I’ve always thought of Robert Smith, 50 today, as being somewhat Japanese. I think the kind of music he produced with The Cure would have worked very well in J-Pop. Walking the streets of Tokyo and Osaka today are many young people who look like Robert Smith did in his youth thirty years ago. A particular look that started with him is peculiarly suited to the Japanese physique. I’m talking about a time well before the ghastly Goths arrived to claim him for their own. I’m making a big thing of people turning 50 this year. Very soon it’s going to happen to me. Today it’s happening to Robert Smith. Now, despite his long, hirsute and black-clad Cure career, the best song he ever made with that band was the b-side of their very first single, 10.15 Saturday Night (the a-side was Killing An Arab). The next best thing he did was jump in as emergency guitarist for Siouxsie And The Banshees mid-tour, stopping them from splitting up early in their career. The rest is his story, but I’d rather have his prologue. My long-lost friend, Ray, is also 50 today. Unlike Robert, nobody looks like Ray. Another true original. Where Robert stooped to conquer, Ray stooped to tie his shoelaces. The view from Hotel High Up gave him a certain prescience. Japanese English might describe Ray as dancing like an octopus army admiring a spaghetti collection. Now, he too has made it to 50. Originality of any kind needs such anomaly structures.
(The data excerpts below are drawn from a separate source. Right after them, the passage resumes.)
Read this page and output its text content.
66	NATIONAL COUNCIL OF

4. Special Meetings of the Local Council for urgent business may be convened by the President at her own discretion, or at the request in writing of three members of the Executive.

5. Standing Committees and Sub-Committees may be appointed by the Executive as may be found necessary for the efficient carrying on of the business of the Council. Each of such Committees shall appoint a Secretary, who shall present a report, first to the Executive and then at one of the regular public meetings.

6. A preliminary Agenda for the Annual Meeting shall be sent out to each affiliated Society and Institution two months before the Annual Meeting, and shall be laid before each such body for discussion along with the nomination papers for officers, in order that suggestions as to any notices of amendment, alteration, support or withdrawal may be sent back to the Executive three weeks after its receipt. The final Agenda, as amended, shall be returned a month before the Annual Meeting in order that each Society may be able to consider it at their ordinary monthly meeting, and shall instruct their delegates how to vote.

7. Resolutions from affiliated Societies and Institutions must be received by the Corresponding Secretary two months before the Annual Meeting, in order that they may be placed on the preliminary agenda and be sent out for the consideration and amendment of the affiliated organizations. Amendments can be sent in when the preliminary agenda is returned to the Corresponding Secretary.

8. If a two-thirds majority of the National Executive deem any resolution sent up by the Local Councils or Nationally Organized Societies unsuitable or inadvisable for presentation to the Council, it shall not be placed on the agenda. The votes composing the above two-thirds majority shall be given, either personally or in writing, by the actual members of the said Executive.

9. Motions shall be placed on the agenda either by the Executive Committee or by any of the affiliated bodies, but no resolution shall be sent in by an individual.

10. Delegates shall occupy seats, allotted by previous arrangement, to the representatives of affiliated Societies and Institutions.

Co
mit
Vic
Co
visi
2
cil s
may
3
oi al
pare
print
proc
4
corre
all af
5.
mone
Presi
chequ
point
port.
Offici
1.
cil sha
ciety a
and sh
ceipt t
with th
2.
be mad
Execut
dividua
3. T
Mark Griffiths http://www.idealconsulting.co.uk/

Monday, 20 April 2009

Thunderbirds are go

Japan. Back from Japan. I think I’m going to be blogging a lot about Japan. While we were away we missed Gerry Anderson’s 80th birthday. And yet, we didn’t at all. We surely lived it out in Tokyo. Was it the jet lag? I felt I was walking about in a futuristic Thunderbirds cityscape, no strings attached. At one moment I was an unfeasibly tall puppet travelling in an unimaginably fast airliner without wings called a bullet train. The next I was failing miserably to insert my frustratingly unbendable western legs beneath a shiny, lacquered table into a position I had not assumed since school assembly before consuming impossibly beautiful dishes of such still-life delicacy and exquisite taste. I knew not whether to come or go and frequently did both simultaneously. Such is the effect of modern Japan on someone who has waited two decades to get there. And now I bring back with me the memories that will make a difference: the incredible service mentality, the even more incredible high heels; the marvellous effectiveness of everything that needs to work efficiently, especially the toilets; the inimitable cherry blossom and blue sky combination, illuminated by an eye-watering brightness. Small people amid tall buildings, working temples and wizzard technology. A baffling and amusing sense of chromatic juxtaposition with the words of the English language. Do you dreams come true? Oh, the pains of being pure at heart. We will exile the monster someday. The Japanese add this type of English brand language to their Kanji on advertising hoardings. But it isn’t any kind of English we would recognise. And that’s why we love it. Attitude makes style.